It is true that the modern scholarship is bent on finding out parallels between the biblical text and its contemporary literatures. one reason for finding parallel could be to make their investigation objective. For studying an ancient is this the only method? are there other methods? certainly reader response and narrative critic approaches are free from parallomania. how about rescuing historical critical method also from this trap?
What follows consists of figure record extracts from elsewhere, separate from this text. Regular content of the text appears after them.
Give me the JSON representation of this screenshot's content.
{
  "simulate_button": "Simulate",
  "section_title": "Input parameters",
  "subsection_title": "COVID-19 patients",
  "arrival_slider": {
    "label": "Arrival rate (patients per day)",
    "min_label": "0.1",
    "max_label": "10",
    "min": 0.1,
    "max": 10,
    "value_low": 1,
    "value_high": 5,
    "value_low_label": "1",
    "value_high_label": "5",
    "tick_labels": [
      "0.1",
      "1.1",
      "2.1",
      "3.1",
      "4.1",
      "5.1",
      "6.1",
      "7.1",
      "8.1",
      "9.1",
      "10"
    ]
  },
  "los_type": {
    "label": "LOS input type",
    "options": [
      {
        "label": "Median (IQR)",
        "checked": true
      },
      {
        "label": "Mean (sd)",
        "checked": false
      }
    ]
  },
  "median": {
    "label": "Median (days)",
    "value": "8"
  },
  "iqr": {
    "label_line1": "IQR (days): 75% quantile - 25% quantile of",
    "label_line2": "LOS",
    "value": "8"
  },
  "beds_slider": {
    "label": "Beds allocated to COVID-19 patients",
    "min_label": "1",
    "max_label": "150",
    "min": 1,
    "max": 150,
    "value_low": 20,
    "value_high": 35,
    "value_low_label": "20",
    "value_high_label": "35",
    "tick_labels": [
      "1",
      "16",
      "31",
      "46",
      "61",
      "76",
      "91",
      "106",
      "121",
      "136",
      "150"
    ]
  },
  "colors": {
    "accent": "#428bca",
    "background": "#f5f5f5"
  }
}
Posted by: Thomas Samuel | February 11, 2011 at 03:14 AM
Luke-Acts researchers often compare the text of Luke-Acts with Greco-Roman epics and conclude that the supernaturalism found in Luke-Acts, such as theophanies, dreams and visions are imitation of Homeric epics or they are literary conventions.Hardly any scholar give attention to Luke as an insider who write these incidents from his own religious experience. A faith-reflection of Luke can be a different way of looking at these religious experience. Some scholars have gone to the extant of seeing these as mere myths by quoting parallel attempts seen in non-biblical texts.
Posted by: Thomas Samuel | February 11, 2011 at 03:21 AM
Thomas Samuel,
It is condescending and misguided to dismiss theophanies in Homer or Luke-Acts as made-up by a literate author.
The accounts reflect experiences people had. One can argue about what the experiences mean and the levels of reality behind them, but to dismiss them out of hand is an example of rationalist prejudice.